Inaugurata nel nome e col clima di festa di quartiere, conclusa nel segno della polemica: il pomo della discordia è stato Rainer Ganahl e la sua performance “Please teach me chinese – Please teach me italian” che ha suscitato non poche critiche, alcune delle quali anche molto accese. Si trattava di un progetto specifico pensato per Prato promosso dal Comune e curato dal Centro Pecci, durante la giornata che ha dato il via ai festeggiamenti dei 30 anni del centro d’arte Contemporanea di Prato. Progetto che, un po’ a sorpresa, ha visto prendere le distanze in pubblico anche la stessa direttrice del Centro, Cristiana Perrella. Ma andiamo con ordine.
La presentazione della performance
“Artista eclettico e poliglotta, acclamato a livello mondiale, Ganahl proporrà la richiesta di apprendimento della lingua altrui come forma di avvicinamento e considerazione reciproca, per favorire la comprensione e la convivenza fra italiani e cinesi.

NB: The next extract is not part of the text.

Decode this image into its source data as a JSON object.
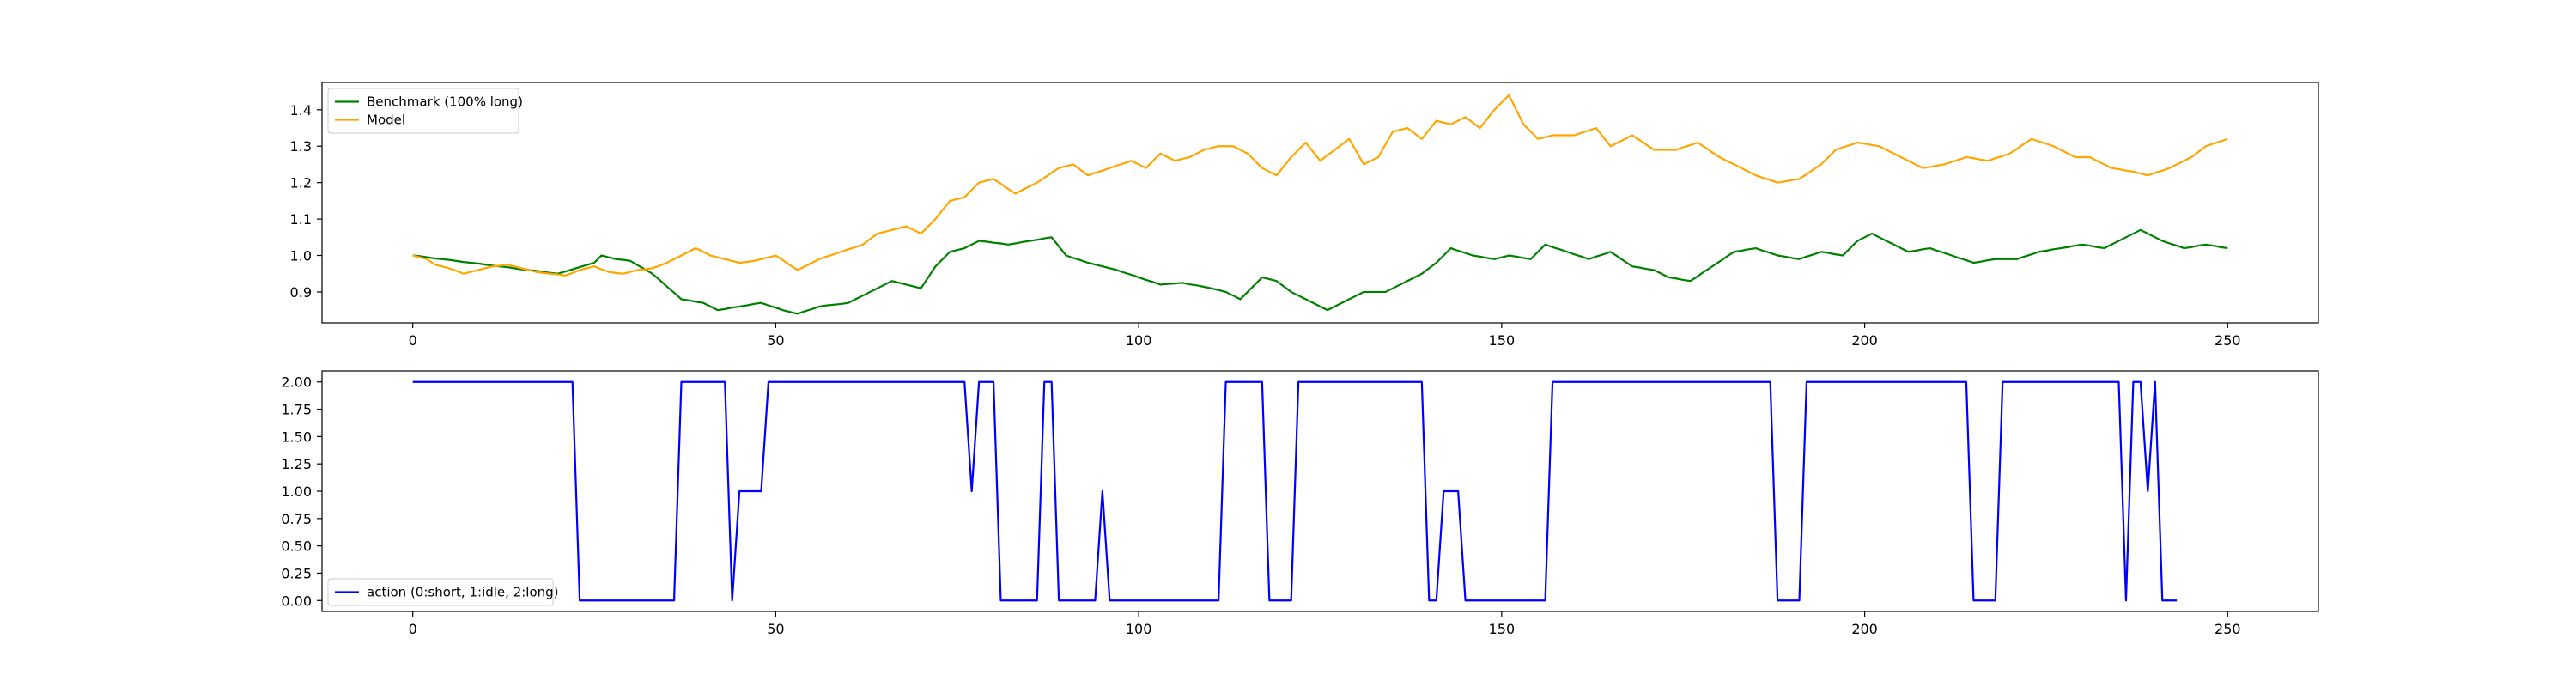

Per Prato ha ideato una linea di tessuti (prodotti da Marini Industrie S.p.A.) con cui confezionare diversi abiti (a cura di Manifatture Digitali Cinema) e mettere in scena una performance pubblica, in cui lo scambio degli abiti da parte di un gruppo di attori di varie nazionalità diventa rappresentazione della fluidità dei ruoli sociali e delle contaminazioni culturali tipiche della città contemporanea”.
Come è andata
Ganahl è stato una settimana “in residenza” a Prato per mettere a punto la sua performance, assieme a un gruppo di sette performer italiani e di origine cinesi coordinati insieme a Kinkaleri. Il suo lavoro si sarebbe dovuto tenere a conclusione della giornata, alle ore 21,30: per una serie di problematiche è slittato di qualche tempo, facendo sì che si creasse un bel buco tra l’ultima iniziativa e la performance e che il tratto di via Pistoiese si svuotasse un po’.
Inizia la perfomance che – a detta dei presenti – riporta svariati riferimenti allo sfruttamento del lavoro cinese tra performer, cartelloni e proiezioni, legati spesso a grandi marchi internazionali della moda, come Gucci.
Verso la conclusione vengono presentati dall’artista una serie di nuovi video che riportano alcune scene di cronaca degli ultimi anni nella nostra zona: la grande manifestazione e protesta cinese a Campi Bisenzio, un’ispezione delle forze dell’ordine all’interno di laboratori cinesi.
Questo passaggio scatena grandi fischi e proteste da parte dei presenti e si interrompe la serata. Anche una delle performer di origini cinesi che aveva preso parte al lavoro di Ganahl prende il microfono e inizia a insultare l’artista: nessuno era stato messo a conoscenza – compresi gli organizzatori e i promotori – che sarebbero stati proiettati video del genere.
L’artista ammette di non aver avuto tempo di vedere il video, ma che quello che veniva mostrato “era realtà” e insiste nel ricercare tra il pubblico cinesi che vivono nelle fabbriche. La situazione si fa animata, tra insulti e fischi: a quel punto la direttrice del Pecci prende il microfono e critica molto duramente la performance dell’artista dicendo che “un artista non può dissociarsi da quello che mostra, ma deve elaborare dei concetti un po’ superiori a una semplice ricerca su Google. Questa sera siamo andati un po’ troppo oltre”. Conclusa la serata, alcuni dei presenti raccontano che la discussione si è animata molto, fino a sfociare in una mezza rissa sedata tra alcuni addetti ai lavori e l’artista.
Ecco un estratto della discussione
Cosa ci riportiamo a casa (chi c’era e chi non c’era)
Se porti un artista internazionale a lavorare a Prato – lo fai restare 7 giorni in città, pensando che magari arrivasse più preparato sull’argomento e creasse qualcosa di più “costruttivo” per l’ambito della manifestazione -, ci riempi le pagine dei giornali e gli chiedi di fare una lettura di uno degli aspetti più critici della città, non puoi pretendere che la sua visione e la sua provocazione rispecchi “lo storytelling” istituzionale – quella di enti culturali, Comune, Regione – per cui due culture convivono d’amore e d’accordo in un quartiere che sta sì portando avanti tanti progetti di cambiamento, ma che di strada da fare ne ha ancora un po’.
Il rapporto tra Prato e i cinesi agli occhi di Ganahl è ancora quello dello sfruttamento: giusto? sbagliato? poco preparato? Magari meno nomi internazionali e più realtà che lavorano in campo artistico in città avrebbe portato una visione più contemporanea della faccenda, creando un vero e proprio incontro tra culture.